CHIETI. Per il giudice Emiliano Giurastante, 79 anni, di Chieti che domenica ha accoltellato un carabiniere, è pericoloso. Potrebbe commettere di nuovo il reato per il quale è stato arrestato e...

CHIETI. Per il giudice Emiliano Giurastante, 79 anni, di Chieti che domenica ha accoltellato un carabiniere, è pericoloso. Potrebbe commettere di nuovo il reato per il quale è stato arrestato e quindi deve restare in carcere.
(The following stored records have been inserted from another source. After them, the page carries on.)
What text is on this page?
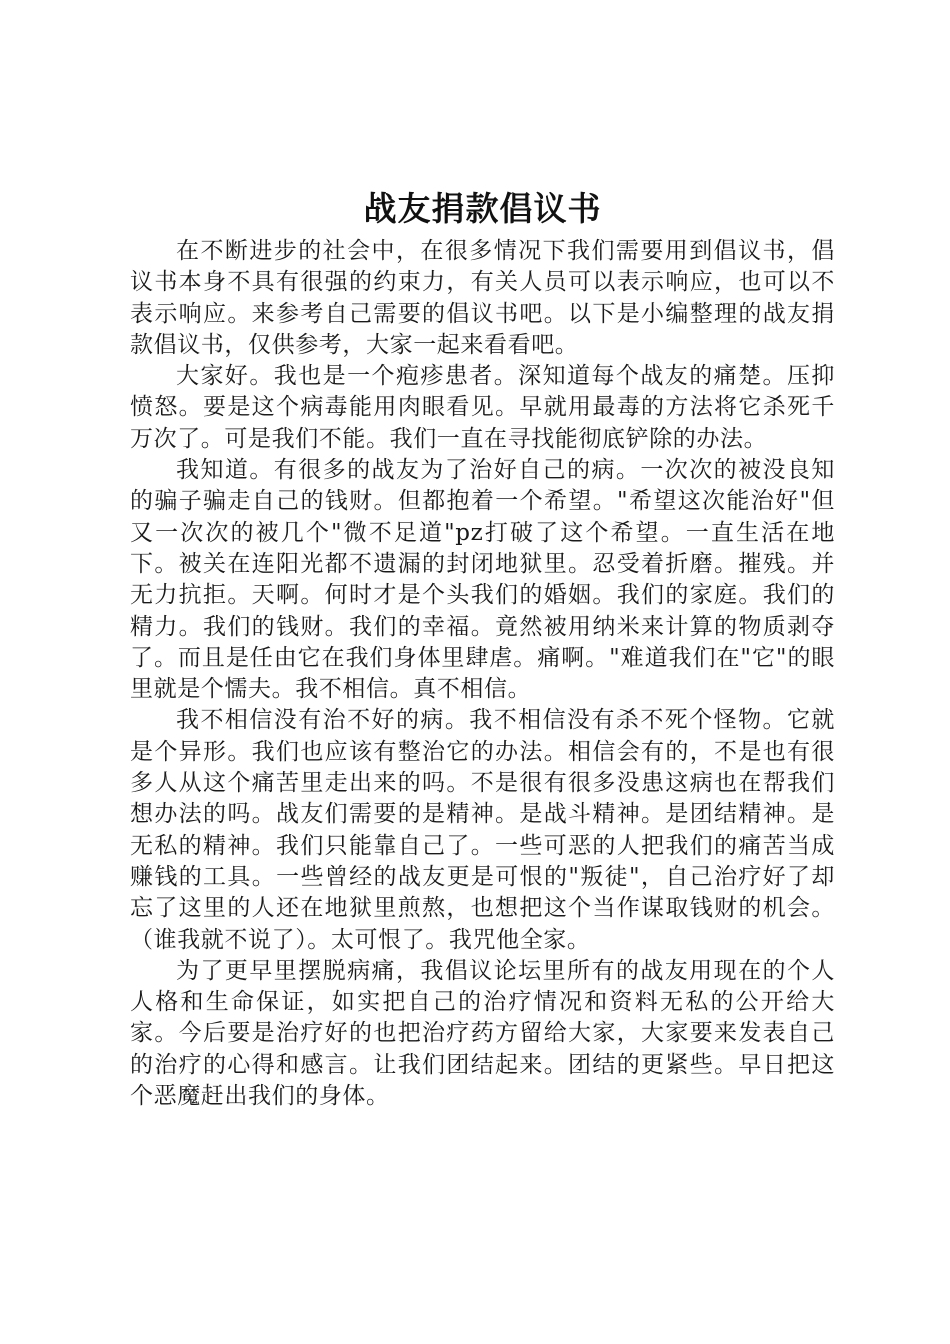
战友捐款倡议书

在不断进步的社会中，在很多情况下我们需要用到倡议书，倡议书本身不具有很强的约束力，有关人员可以表示响应，也可以不表示响应。来参考自己需要的倡议书吧。以下是小编整理的战友捐款倡议书，仅供参考，大家一起来看看吧。

大家好。我也是一个疱疹患者。深知道每个战友的痛楚。压抑愤怒。要是这个病毒能用肉眼看见。早就用最毒的方法将它杀死千万次了。可是我们不能。我们一直在寻找能彻底铲除的办法。

我知道。有很多的战友为了治好自己的病。一次次的被没良知的骗子骗走自己的钱财。但都抱着一个希望。"希望这次能治好"但又一次次的被几个"微不足道"pz打破了这个希望。一直生活在地下。被关在连阳光都不遗漏的封闭地狱里。忍受着折磨。摧残。并无力抗拒。天啊。何时才是个头我们的婚姻。我们的家庭。我们的精力。我们的钱财。我们的幸福。竟然被用纳米来计算的物质剥夺了。而且是任由它在我们身体里肆虐。痛啊。"难道我们在"它"的眼里就是个懦夫。我不相信。真不相信。

我不相信没有治不好的病。我不相信没有杀不死个怪物。它就是个异形。我们也应该有整治它的办法。相信会有的，不是也有很多人从这个痛苦里走出来的吗。不是很有很多没患这病也在帮我们想办法的吗。战友们需要的是精神。是战斗精神。是团结精神。是无私的精神。我们只能靠自己了。一些可恶的人把我们的痛苦当成赚钱的工具。一些曾经的战友更是可恨的"叛徒"，自己治疗好了却忘了这里的人还在地狱里煎熬，也想把这个当作谋取钱财的机会。（谁我就不说了）。太可恨了。我咒他全家。

为了更早里摆脱病痛，我倡议论坛里所有的战友用现在的个人人格和生命保证，如实把自己的治疗情况和资料无私的公开给大家。今后要是治疗好的也把治疗药方留给大家，大家要来发表自己的治疗的心得和感言。让我们团结起来。团结的更紧些。早日把这个恶魔赶出我们的身体。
Il giudice per le indagini preliminari Paolo Di Geronimo, ieri mattina ha convalidato l’arresto per tentato omicidio ed evasione dell’anziano che, assistito dall’avvocato Annalisa Bucci, non ha voluto rispondere alle domande del giudice, e si è avvalso della facoltà di non rispondere.

Un comportamento che ha messo il giudice di fronte a uno dato di fatto, senza una versione dei fatti dell’indagato.

Giurastante deve scontare nove anni di reclusione per reati contro il patrimonio. Considerata la sua età, e il suo stato di salute, (soffre di diabete) il giudice aveva comunque deciso per gli arresti domiciliari. Sembra senza una fissa dimora, Giurastante viv passando da una casa famiglia all’altra, seguito alla bella e meglio nella terapia contro il diabete. E nei precedenti giorni stava proprio in ospedale. Ma il 26 giugno è scappato dal policlinico. Quando è stato sorpreso dal carabiniere che lo aveva riconosciuto, sembra, almeno da quello che ha riferito alle forze dell’ordine, stesse in uno stato confusionale in debito di insulina.

Intanto il carabiniere sta meglio. Circondato dall’affetto dei colleghi e degli amici Francesco Salvatore, ieri ha ricevuto tantissime visite e telefonate .

Non corre pericolo di vita ma deve stare ancora al policlinico con una ferita all’altezza della milza per miracolo non toccata dal fendente inferto da Giurastante.(k.g.)